IAN - Anteriormente, o
senhor afirmou ter acolhido com muita alegria a sua indicação para
ser Arcebispo de Manaus e que este seria um grande desafio. Desde
desse dia, como tem ressoado em seu coração essa nova missão?
Dom Sérgio - A partir
do momento que se diz sim a um chamado da Igreja, a sensação é de
alegria porque cremos que ai e expressou a vontade do Pai discernida
por tantos que foram os responsáveis imediatos por este chamado. Se
a resposta é pessoal e a responsabilidade final é do sujeito, á
experiencia é também de profunda comunhão. Não estamos sozinhos.

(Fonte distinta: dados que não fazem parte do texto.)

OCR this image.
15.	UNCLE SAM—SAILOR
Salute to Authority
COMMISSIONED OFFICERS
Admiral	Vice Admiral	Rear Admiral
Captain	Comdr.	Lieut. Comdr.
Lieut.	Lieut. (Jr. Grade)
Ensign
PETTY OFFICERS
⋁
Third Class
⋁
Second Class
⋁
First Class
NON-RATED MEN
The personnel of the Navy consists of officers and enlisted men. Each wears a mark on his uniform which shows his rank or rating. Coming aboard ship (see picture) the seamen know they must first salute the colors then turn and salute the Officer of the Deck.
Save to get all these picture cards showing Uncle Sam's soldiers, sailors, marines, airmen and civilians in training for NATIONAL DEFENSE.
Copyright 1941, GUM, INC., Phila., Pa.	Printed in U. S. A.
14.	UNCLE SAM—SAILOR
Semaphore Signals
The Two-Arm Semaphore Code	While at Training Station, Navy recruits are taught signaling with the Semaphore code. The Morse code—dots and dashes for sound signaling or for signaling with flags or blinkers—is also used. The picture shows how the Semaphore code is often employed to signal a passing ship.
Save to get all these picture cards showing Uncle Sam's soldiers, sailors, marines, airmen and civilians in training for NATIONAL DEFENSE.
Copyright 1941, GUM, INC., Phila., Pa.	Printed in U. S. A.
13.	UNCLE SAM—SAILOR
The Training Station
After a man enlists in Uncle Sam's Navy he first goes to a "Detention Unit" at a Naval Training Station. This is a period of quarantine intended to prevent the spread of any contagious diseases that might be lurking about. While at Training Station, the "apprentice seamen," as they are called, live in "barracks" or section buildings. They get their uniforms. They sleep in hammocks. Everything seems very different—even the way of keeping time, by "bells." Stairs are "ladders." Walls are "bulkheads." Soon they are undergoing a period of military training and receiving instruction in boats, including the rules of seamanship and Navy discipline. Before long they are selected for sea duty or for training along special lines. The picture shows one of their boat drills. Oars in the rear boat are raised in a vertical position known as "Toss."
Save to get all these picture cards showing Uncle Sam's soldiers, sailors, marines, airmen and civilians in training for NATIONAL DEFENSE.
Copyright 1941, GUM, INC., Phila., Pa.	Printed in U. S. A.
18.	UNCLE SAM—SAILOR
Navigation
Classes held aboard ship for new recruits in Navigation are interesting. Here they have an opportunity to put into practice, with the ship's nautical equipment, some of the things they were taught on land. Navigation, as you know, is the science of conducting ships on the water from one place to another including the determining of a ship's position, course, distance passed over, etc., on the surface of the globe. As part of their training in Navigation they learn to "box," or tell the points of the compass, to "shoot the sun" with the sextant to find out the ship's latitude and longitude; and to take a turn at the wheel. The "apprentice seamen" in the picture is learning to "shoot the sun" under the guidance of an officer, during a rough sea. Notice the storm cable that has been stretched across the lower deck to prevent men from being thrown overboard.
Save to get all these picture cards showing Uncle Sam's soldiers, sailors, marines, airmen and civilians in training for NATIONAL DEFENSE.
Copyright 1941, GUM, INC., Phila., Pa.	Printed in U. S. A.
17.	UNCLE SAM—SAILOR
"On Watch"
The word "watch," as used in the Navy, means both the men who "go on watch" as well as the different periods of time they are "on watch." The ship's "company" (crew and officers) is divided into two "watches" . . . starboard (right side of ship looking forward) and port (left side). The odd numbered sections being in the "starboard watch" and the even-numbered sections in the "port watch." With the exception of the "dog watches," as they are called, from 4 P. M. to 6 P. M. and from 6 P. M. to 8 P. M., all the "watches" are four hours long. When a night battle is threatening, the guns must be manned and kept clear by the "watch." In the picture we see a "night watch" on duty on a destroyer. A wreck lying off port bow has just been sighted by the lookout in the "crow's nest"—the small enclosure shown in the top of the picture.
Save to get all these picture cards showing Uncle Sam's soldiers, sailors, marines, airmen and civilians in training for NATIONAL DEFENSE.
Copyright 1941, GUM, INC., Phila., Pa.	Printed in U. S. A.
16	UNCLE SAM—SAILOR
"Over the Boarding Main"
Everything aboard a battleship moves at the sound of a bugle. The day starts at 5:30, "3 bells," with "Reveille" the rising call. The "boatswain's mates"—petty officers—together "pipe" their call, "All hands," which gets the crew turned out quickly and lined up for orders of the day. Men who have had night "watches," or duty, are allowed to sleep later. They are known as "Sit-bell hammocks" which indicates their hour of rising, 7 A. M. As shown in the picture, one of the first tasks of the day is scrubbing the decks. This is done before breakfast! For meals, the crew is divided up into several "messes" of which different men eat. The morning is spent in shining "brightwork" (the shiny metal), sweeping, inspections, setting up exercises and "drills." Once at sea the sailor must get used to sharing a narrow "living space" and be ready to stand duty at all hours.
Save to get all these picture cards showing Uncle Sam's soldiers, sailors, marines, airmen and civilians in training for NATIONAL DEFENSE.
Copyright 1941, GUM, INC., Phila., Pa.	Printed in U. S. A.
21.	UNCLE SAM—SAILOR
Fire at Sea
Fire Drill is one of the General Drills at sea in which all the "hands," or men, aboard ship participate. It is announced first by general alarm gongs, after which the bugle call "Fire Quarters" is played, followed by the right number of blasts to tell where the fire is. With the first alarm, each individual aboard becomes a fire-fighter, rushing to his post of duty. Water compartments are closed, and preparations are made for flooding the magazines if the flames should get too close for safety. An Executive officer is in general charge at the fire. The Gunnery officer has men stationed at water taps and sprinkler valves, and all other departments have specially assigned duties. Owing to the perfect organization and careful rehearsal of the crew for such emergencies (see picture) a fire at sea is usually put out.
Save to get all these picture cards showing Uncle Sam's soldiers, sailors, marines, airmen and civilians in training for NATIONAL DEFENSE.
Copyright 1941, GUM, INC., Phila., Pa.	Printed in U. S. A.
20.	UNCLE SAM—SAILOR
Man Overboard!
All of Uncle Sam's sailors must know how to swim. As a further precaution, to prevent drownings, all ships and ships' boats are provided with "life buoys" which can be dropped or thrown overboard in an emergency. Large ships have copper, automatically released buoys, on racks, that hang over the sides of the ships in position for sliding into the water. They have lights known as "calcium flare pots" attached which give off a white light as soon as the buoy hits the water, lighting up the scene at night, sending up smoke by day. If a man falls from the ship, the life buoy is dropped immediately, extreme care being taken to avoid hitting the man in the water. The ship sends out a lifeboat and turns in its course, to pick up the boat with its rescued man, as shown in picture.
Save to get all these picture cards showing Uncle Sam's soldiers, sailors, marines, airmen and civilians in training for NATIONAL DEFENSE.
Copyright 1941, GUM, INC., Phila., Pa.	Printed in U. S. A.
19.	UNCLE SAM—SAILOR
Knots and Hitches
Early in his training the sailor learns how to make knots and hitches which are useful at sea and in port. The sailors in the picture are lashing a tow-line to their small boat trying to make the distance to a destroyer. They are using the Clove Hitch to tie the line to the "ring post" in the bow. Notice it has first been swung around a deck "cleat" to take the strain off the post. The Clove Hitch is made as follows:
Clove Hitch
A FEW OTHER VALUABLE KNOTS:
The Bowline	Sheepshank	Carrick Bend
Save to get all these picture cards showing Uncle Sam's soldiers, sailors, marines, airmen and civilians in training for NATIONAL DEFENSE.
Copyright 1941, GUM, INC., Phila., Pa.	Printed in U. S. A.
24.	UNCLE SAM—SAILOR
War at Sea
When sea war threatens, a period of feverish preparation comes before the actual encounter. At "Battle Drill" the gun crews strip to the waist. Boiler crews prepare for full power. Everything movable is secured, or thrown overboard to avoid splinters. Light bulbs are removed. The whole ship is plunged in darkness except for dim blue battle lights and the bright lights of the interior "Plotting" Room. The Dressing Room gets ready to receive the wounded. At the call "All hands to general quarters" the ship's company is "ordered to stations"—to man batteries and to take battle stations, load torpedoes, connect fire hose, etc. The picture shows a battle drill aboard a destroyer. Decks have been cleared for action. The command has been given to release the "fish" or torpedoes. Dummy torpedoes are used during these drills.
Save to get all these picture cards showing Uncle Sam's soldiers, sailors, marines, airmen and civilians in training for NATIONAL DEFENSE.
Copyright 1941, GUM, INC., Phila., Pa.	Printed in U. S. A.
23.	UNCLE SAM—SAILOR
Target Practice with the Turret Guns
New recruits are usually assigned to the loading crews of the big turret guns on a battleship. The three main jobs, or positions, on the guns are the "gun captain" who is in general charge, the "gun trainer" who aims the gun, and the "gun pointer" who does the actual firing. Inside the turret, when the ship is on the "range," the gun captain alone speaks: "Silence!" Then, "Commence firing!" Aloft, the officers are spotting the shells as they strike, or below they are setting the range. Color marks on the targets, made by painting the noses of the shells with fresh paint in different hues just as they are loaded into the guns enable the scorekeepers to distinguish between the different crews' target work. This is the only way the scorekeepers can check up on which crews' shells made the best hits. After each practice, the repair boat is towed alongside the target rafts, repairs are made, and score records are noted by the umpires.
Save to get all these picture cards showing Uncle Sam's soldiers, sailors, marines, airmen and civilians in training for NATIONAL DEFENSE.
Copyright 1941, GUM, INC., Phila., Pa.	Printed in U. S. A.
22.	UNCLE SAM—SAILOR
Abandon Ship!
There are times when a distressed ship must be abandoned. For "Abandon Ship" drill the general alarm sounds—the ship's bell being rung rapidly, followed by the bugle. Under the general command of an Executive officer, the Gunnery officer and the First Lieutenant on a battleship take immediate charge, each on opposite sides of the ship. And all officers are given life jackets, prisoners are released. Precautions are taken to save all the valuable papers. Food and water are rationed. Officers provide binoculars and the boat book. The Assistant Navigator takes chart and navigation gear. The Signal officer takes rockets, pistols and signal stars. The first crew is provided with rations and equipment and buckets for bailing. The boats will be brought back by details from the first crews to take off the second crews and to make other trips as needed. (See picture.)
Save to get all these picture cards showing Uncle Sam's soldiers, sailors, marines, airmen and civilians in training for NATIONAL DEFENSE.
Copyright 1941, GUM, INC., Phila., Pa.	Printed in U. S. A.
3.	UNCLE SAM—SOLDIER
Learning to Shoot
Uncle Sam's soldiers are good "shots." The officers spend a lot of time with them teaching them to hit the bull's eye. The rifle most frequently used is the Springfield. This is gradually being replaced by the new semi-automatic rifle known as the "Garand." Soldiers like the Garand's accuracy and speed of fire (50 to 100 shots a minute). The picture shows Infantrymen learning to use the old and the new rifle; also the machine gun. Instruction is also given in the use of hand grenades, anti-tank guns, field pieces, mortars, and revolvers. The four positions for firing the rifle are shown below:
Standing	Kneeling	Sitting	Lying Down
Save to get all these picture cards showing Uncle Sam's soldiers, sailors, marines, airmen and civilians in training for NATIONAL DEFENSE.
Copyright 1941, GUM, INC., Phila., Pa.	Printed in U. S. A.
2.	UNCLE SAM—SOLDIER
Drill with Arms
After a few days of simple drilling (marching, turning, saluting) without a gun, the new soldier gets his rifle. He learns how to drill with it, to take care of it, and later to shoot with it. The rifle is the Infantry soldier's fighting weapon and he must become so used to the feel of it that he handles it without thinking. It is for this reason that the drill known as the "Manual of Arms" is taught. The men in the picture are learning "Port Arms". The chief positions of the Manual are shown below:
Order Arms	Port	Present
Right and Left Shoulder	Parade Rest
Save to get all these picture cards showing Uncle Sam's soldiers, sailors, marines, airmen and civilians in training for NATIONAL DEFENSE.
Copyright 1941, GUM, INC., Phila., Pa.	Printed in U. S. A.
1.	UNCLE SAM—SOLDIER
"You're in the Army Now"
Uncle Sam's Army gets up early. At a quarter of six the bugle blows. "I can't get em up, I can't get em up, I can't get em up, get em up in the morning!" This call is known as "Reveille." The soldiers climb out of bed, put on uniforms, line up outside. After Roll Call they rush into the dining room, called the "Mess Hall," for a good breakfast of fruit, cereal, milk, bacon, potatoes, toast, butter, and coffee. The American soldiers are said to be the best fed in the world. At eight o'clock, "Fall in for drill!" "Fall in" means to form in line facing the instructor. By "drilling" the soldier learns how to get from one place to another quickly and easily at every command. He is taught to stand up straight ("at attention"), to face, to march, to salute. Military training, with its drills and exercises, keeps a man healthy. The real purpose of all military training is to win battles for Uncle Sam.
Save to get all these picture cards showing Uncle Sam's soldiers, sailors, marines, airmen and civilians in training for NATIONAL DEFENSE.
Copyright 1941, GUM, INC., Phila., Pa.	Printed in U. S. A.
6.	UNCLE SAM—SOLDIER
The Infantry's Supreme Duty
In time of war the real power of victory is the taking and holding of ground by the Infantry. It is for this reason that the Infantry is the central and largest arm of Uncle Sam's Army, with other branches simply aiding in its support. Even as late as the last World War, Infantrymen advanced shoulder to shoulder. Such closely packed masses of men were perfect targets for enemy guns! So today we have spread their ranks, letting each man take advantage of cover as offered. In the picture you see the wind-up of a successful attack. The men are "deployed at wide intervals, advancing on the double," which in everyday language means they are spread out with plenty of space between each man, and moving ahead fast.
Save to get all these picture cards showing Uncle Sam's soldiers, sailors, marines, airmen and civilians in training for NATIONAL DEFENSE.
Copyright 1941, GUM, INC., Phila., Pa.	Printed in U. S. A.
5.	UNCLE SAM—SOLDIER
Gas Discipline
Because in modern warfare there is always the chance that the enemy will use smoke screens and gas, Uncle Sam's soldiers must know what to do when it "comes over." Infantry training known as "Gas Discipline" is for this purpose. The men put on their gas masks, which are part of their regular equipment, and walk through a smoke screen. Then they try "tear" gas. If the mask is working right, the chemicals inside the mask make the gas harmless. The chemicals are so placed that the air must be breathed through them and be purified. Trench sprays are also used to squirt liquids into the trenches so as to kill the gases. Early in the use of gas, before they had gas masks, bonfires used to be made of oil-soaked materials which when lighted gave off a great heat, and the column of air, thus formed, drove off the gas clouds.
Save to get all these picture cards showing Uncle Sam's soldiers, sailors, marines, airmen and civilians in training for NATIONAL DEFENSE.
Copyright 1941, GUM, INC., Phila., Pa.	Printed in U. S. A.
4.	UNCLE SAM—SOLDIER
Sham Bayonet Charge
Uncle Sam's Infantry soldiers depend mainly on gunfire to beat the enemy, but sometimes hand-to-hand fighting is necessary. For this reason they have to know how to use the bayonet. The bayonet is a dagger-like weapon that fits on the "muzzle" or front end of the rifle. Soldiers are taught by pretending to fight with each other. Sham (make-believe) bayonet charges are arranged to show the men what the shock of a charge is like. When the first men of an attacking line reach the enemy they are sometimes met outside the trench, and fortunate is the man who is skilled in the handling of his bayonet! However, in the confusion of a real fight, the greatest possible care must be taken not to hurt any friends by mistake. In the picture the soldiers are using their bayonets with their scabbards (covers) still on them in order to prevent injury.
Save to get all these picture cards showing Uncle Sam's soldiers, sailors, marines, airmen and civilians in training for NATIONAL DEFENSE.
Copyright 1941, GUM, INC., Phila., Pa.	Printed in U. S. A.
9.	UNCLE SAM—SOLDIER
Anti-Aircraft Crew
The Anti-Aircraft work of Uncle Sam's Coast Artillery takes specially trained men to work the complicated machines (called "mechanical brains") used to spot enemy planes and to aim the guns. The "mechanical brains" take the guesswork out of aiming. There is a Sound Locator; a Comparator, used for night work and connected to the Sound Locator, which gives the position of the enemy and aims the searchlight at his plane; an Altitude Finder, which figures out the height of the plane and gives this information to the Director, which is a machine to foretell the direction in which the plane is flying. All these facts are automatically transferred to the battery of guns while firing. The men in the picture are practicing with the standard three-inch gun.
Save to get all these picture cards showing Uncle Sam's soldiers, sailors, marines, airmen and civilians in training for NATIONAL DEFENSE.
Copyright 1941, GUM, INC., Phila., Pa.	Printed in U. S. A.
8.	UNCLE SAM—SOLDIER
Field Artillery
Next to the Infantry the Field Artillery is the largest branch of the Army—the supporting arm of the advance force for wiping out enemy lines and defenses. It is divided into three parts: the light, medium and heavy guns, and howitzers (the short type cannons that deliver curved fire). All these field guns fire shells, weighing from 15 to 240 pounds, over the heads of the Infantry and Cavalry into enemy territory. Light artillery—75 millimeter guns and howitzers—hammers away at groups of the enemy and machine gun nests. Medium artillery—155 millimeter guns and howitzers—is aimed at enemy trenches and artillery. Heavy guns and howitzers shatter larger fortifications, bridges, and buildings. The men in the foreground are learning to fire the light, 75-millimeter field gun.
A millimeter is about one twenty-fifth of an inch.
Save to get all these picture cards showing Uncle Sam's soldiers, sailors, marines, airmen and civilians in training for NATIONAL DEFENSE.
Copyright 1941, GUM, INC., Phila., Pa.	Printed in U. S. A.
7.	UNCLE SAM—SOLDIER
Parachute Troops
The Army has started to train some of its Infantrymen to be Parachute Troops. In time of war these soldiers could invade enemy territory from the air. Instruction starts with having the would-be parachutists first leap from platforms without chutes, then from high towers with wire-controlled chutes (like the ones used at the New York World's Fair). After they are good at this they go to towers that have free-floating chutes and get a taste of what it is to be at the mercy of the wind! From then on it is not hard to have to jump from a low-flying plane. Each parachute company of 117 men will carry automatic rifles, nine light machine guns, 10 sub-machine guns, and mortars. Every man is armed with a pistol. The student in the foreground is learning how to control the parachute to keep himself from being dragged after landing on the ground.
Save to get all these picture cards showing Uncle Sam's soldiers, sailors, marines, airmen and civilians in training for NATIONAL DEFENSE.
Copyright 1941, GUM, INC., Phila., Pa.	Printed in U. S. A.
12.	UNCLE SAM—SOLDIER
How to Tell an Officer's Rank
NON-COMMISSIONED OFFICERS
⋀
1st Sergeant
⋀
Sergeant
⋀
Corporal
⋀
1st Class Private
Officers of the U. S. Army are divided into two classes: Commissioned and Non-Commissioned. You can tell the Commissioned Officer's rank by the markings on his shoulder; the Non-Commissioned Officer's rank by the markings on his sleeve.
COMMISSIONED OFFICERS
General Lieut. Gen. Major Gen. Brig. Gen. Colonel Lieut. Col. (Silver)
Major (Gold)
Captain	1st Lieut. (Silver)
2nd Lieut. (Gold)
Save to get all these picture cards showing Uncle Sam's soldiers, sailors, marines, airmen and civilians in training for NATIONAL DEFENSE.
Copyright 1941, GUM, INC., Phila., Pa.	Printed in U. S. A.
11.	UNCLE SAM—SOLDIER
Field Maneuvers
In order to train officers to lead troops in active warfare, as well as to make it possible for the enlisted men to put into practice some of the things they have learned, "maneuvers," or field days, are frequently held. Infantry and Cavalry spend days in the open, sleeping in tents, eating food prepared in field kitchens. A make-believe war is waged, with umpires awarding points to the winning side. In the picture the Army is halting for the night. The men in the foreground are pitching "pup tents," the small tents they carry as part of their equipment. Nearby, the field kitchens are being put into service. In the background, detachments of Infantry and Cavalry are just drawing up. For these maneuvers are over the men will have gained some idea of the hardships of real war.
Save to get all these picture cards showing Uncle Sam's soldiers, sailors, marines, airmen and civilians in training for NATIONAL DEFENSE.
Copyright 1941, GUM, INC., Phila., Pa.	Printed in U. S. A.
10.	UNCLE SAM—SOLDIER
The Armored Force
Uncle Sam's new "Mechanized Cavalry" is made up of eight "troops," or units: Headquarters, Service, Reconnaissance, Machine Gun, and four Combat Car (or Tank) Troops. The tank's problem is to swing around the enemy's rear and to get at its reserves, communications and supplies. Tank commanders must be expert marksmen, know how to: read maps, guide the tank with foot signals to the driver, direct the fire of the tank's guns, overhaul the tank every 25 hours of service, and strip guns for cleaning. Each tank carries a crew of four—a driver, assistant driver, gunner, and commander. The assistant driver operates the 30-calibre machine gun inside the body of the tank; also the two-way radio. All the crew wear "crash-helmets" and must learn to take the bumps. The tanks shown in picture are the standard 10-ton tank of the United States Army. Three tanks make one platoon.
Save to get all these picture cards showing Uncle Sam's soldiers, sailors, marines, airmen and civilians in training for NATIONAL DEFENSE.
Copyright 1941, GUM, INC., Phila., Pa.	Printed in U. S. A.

Acreditar que o Espírito Santo conduz a sua igreja tem como
consequência uma profunda paz interior. É só na fé e a partir
dela que podemos assumir a nossa missão. Dar testemunho de Jesus
Cristo com uma vida coerente, servir as pessoas a nos confiadas, sem
reservas e segundas intenções, dialogar respeitosamente com quem
pensa e age diferente de nós, só é possível na força do
Espirito. Por isso é preciso invocá-lo sempre. Creio que estes são
os meus sentimentos no momento: consciência de quem sou, paz
interior, alegria profunda, comunhão com a Igreja, e muita emoção
ao deixar, fisicamente, a Igreja
(Prelazia de Tefé) que
servi por catorze anos.
IAN - Recentemente, o
senhor reuniu com Dom Luiz e os bispos auxiliares para conhecer a
realidade da Arquidiocese. Nessa conversa, o senhor percebeu a
existência de desafios específicos? Poderia citar algum e como
pretende enfrentá-los?
Dom Sérgio - Os
grandes desafios da Igreja no Brasil hoje, e que são também os
desafios da Arquidiocese são apresentados nas Diretrizes Gerais da
Ação Evangelizadora da Igreja no Brasil. O primeiro deles é a
Missão. Numa sociedade plural, fragmentada, dominada por uma cultura
pós-moderna e urbana, com situações que degradam a pessoa humana,
mas também com imensas possibilidades de comunicação, acesso a
cultura e a educação, exercício da cidadania, superação de
preconceitos, entre outras, como anunciar Jesus Cristo e o Evangelho,
indo até aqueles que estão afastados e excluídos pelas mais
diferentes razões. Como chegar as cidades invisíveis dentro da
grande cidade, que se escondem atrás das grades das prisões, dos
muros dos hospitais, nos bairros degradados, nas invasões, mas
também nos condomínios fechados, nos mercados e feiras, nas ruas do
centro etc? A missão é urgente porque o crime organizado toma conta
de uma parte de nossa sociedade, porque a vida não e' respeitada,
porque as pessoas não têm perspectivas, porque a Palavra não é
mais referência, e as vezes é até manipulada. O outro desafio é a
formação e o fortalecimento de comunidades. A vida cristã e'
essencialmente comunitária porque tem sua fonte no Deus que é
Trindade. Num ambiente que reforça o individualismo, o relativismo,
o imediatismo, mas que também apresenta tantas novas formas de vida
em comunidade, que podem ser virtuais, afetivas, de interesse. Como
formar verdadeiras comunidades cristãs, que vivam ao redor da
palavra, que se organizem a partir do serviço mútuo, que
transformem a realidade em que vivem exercendo a cidadania? Colocar a
Palavra de Deus no centro das nossas vidas também representa um
outro desafio. Propiciar o conhecimento da Palavra, formar cristãos
católicos que a conheçam em profundidade e competência. Fazer com
que a nossa liturgia, catequese, ação social, enfim toda a nossa
vida seja uma resposta à Palavra, contida nas Escrituras, mas que é
o próprio Jesus Cristo, o Verbo encarnado. Estas três urgências
exigem uma Iniciação Cristã progressiva e constante. Fui informado
que a coordenação de pastoral fez desta dimensão uma prioridade.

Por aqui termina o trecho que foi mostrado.